> a simple mechanical equivalent or example of the kind of bootstrapping as we know it.
I suppose we all know that Baron Münchhausen was able to fly by pulling on his own bootstraps. Or hair. Or so it is said in books by Raspe and Bürger. That IS where the term comes from. And appears to be a purely mechanical process.
Joystick controlled vehicle. Push on the joystick, an amplification system (engine) moves the vehicle forward.
The tricky part is: we normally ride such a vehicle.
Get off and walk alongside, pushing the joystick. You must walk a mile to move the vehicle a mile.
Now get in. Push the joystick, vehicle moves forward, bootstraps your butt and arm. Now you can move the vehicle a mile with a peak motion of one inch.
Heck, this even works with a conventional automobile foot throttle. Except it is nearly inconceivable that you would move a car by walking alongside with your hand on the foot pedal. (I've done it on a tractor, and it IS awful stupid, and I still limp.)
> one possible example might be power steering on an automobile
Yes. You apply motion to the steering link. If the amplifier (pump and piston) are failed, you must apply large force. If the pump works, the initial motion opens a valve and applies oil pressure to a piston, following your motion, until the valve is closed. Force is greatly reduced.

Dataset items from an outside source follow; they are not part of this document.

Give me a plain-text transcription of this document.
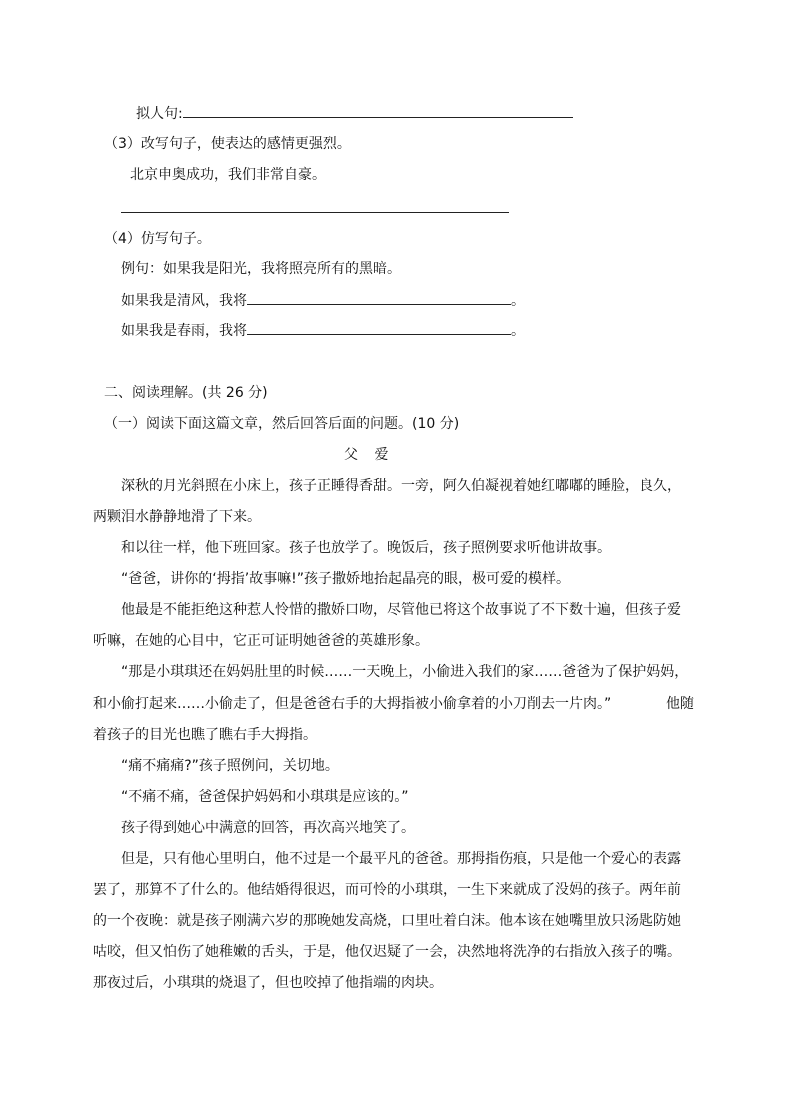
拟人句:
（3）改写句子，使表达的感情更强烈。
北京申奥成功，我们非常自豪。
（4）仿写句子。
例句：如果我是阳光，我将照亮所有的黑暗。
如果我是清风，我将	。
如果我是春雨，我将	。
二、阅读理解。(共 26 分)
（一）阅读下面这篇文章，然后回答后面的问题。(10 分)
父 爱
深秋的月光斜照在小床上，孩子正睡得香甜。一旁，阿久伯凝视着她红嘟嘟的睡脸，良久，
两颗泪水静静地滑了下来。
和以往一样，他下班回家。孩子也放学了。晚饭后，孩子照例要求听他讲故事。
“爸爸，讲你的‘拇指’故事嘛!”孩子撒娇地抬起晶亮的眼，极可爱的模样。
他最是不能拒绝这种惹人怜惜的撒娇口吻，尽管他已将这个故事说了不下数十遍，但孩子爱
听嘛，在她的心目中，它正可证明她爸爸的英雄形象。
“那是小琪琪还在妈妈肚里的时候……一天晚上，小偷进入我们的家……爸爸为了保护妈妈，
和小偷打起来……小偷走了，但是爸爸右手的大拇指被小偷拿着的小刀削去一片肉。”	他随
着孩子的目光也瞧了瞧右手大拇指。
“痛不痛痛?”孩子照例问，关切地。
“不痛不痛，爸爸保护妈妈和小琪琪是应该的。”
孩子得到她心中满意的回答，再次高兴地笑了。
但是，只有他心里明白，他不过是一个最平凡的爸爸。那拇指伤痕，只是他一个爱心的表露
罢了，那算不了什么的。他结婚得很迟，而可怜的小琪琪，一生下来就成了没妈的孩子。两年前
的一个夜晚：就是孩子刚满六岁的那晚她发高烧，口里吐着白沫。他本该在她嘴里放只汤匙防她
咕咬，但又怕伤了她稚嫩的舌头，于是，他仅迟疑了一会，决然地将洗净的右指放入孩子的嘴。
那夜过后，小琪琪的烧退了，但也咬掉了他指端的肉块。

That may be the clearest example. I think in most cases of mechanical boostrapping, the bootstrapping is so nearly indispensible that the machine would not be useful without bootstrapping, and we tend not to see it as such.
Here's another though not usually implemented as bootstrapping. A rudder (airplane or boat) is usually hinged at its leading edge. If the pilot/captain lets-go, the rudder tends to self-straighten, which is often the best thing to do. However on large planes/ships this leads to large steering forces. An alternate is to pivot the rudder part-way from front to back. The area ahead of the pivot tends to cancel the pivot-force exerted by the area behind the pivot, but the total boat-turning force stays high. If you pivot near halfway (more or less depending on edge effects), the turning effort tends to zero: infinite bootstrap. If you pivot behind center (or run a powerboat in reverse carelessly), the least turn tends to want to slam the rudder all the way: positive feedback. You need a couple more conditions for outright oscillation, but the potential is there.
A conventional butterfly throttle works with a halfway pivot and turning effort is near-zero despite air stream; high bootstrapping. Classic US choke flaps are off-center butterfly throttles (above the fuel jet for mixture enrichment) so that at high air-flow (where choke enrichment is not needed) they may self-straighten against a light spring; partial bootstrapping.